CREATE OR REPLACE TRIGGER SYS.LOG_SYS_CONNECTIONS
AFTER LOGON
ON DATABASE
DECLARE
  PRAGMA AUTONOMOUS_TRANSACTION;
BEGIN
  IF USER != 'SYS' OR SYS_CONTEXT('USERENV','SESSIONID') IN (0,4294967295) -- background processes
  THEN
    NULL;
  ELSE
    EXECUTE IMMEDIATE '
       INSERT INTO sys.sys_connection_log
              (s.username,
               s.client_os_user,
               s.process,
               s.machine,
               s.program,
               s.service_name,
               s.sid,
               s.serial#,
               s.logon_time,
               cix.authentication_type,
               cix.client_charset,
               cix.client_version,
               cix.client_driver,
               SYS_CONTEXT(''USERENV'',''PROXY_USER'') proxy_user,
               SYS_CONTEXT(''USERENV'',''DBLINK_INFO'') dblink_info,
               SYS_CONTEXT(''USERENV'',''AUTHENTICATED_IDENTITY'') authenticated_identity,
               SYS_CONTEXT(''USERENV'',''AUTHENTICATION_METHOD'') authentication_method
          FROM v$session s
               OUTER APPLY (SELECT MAX(NULLIF(authentication_type,''Unknown'')) authentication_type,
                                   MAX(NULLIF(client_charset,''Unknown'')) client_charset,
                                   MAX(NULLIF(client_version,''Unknown'')) client_version,
                                   MAX(NULLIF(client_driver,''Unknown'')) client_driver
                              FROM v$session_connect_info ci
                             WHERE ci.sid = s.sid
                               AND ci.serial# = s.serial#) cix
         WHERE sid = SYS_CONTEXT(''USERENV'',''SID'')
    ';
    
    COMMIT;
  END IF;
EXCEPTION 
  WHEN OTHERS THEN
    NULL;
END;
/

Obviously you'd need to create the logging table (sys_connection_log in my example).

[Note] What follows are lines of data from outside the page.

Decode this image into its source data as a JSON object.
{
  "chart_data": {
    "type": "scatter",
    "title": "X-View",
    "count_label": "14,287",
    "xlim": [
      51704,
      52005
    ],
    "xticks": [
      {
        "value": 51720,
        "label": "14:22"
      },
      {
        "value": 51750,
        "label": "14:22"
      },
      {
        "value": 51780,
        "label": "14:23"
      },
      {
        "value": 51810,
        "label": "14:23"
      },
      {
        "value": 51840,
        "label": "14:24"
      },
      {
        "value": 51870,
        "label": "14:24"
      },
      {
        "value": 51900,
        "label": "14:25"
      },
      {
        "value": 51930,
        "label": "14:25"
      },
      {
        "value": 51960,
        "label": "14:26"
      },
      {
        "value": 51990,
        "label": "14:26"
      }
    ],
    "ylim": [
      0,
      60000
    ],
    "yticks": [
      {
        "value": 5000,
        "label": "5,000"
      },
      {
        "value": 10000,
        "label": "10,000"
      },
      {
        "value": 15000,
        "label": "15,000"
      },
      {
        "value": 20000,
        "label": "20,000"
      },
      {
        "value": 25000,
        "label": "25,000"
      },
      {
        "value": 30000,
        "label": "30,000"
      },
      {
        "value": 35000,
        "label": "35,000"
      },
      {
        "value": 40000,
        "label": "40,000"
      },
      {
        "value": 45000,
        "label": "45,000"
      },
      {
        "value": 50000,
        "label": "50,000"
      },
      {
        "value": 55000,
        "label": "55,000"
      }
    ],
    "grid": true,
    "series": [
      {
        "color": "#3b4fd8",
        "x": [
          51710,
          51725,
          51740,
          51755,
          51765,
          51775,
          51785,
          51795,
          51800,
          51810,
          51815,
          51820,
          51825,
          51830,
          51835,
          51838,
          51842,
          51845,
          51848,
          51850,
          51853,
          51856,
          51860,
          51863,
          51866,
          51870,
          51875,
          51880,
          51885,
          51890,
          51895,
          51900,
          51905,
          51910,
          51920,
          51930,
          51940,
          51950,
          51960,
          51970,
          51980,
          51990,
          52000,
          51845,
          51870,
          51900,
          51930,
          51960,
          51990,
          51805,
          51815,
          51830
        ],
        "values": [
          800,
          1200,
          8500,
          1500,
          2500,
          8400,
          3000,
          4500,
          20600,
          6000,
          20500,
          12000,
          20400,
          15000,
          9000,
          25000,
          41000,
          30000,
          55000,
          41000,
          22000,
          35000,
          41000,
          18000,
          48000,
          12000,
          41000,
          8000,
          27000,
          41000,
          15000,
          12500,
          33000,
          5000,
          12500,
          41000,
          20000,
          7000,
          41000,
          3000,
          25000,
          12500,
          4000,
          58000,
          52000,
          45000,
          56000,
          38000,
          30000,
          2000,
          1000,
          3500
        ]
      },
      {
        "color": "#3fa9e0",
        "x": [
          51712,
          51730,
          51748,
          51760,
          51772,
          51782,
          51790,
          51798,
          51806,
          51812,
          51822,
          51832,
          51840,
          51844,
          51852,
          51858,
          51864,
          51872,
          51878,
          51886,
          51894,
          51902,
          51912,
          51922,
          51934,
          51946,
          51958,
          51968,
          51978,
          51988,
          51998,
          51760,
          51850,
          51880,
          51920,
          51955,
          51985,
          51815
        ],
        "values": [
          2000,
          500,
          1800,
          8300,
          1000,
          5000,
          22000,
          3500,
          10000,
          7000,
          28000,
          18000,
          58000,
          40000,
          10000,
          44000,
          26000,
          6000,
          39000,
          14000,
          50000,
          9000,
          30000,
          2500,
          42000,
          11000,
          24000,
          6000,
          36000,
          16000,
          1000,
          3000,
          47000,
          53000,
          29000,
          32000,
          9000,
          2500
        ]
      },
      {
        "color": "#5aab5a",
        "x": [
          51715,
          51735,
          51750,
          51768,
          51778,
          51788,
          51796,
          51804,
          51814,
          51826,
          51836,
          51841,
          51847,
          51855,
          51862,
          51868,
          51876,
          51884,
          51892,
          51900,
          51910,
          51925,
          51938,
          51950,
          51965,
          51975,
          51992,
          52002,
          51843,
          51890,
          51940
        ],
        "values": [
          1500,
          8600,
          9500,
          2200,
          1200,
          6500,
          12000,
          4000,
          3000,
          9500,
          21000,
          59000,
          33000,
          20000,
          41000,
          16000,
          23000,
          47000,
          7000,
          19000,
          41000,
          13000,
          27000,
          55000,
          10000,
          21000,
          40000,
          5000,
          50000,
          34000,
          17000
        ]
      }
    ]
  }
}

A few notes:

1. To prevent any chance of causing problems for background processes we check the audsid (SYS_CONTEXT('USERENV','SESSIONID') returns v$session.audsid which is 0 or 0,4294967295 for background processes) and do nothing if it's a background process. Just being extra cautious. We could have simply queried v$session and looked at TYPE, but this allows us to quit without even a single query.

2. The insert itself is wrapped in a dynamic EXECUTE IMMEDIATE block. While this isn't strictly necessary because there's nothing dynamic about the SQL, this is a safety measure. If anything is wrong with your SQL, or if your logging table gets dropped or anything that could cause the SQL to fail parsing, you don't want the trigger to become invalid and possibly prevent logons from happening. This way, any parsing failure will simply raise an exception within the trigger which we then handle and do nothing (WHEN OTHERS THEN NULL).

3. We use an autonomous transaction so we can commit our insert. That may not be necessary for a logon trigger as Oracle might still have an implicit commit that will follow the trigger since it is a system event, but just to be sure, we want to ensure our record is preserved nonetheless. You cannot do a commit in a trigger without PRAGMA AUTONOMOUS_TRANSACTION.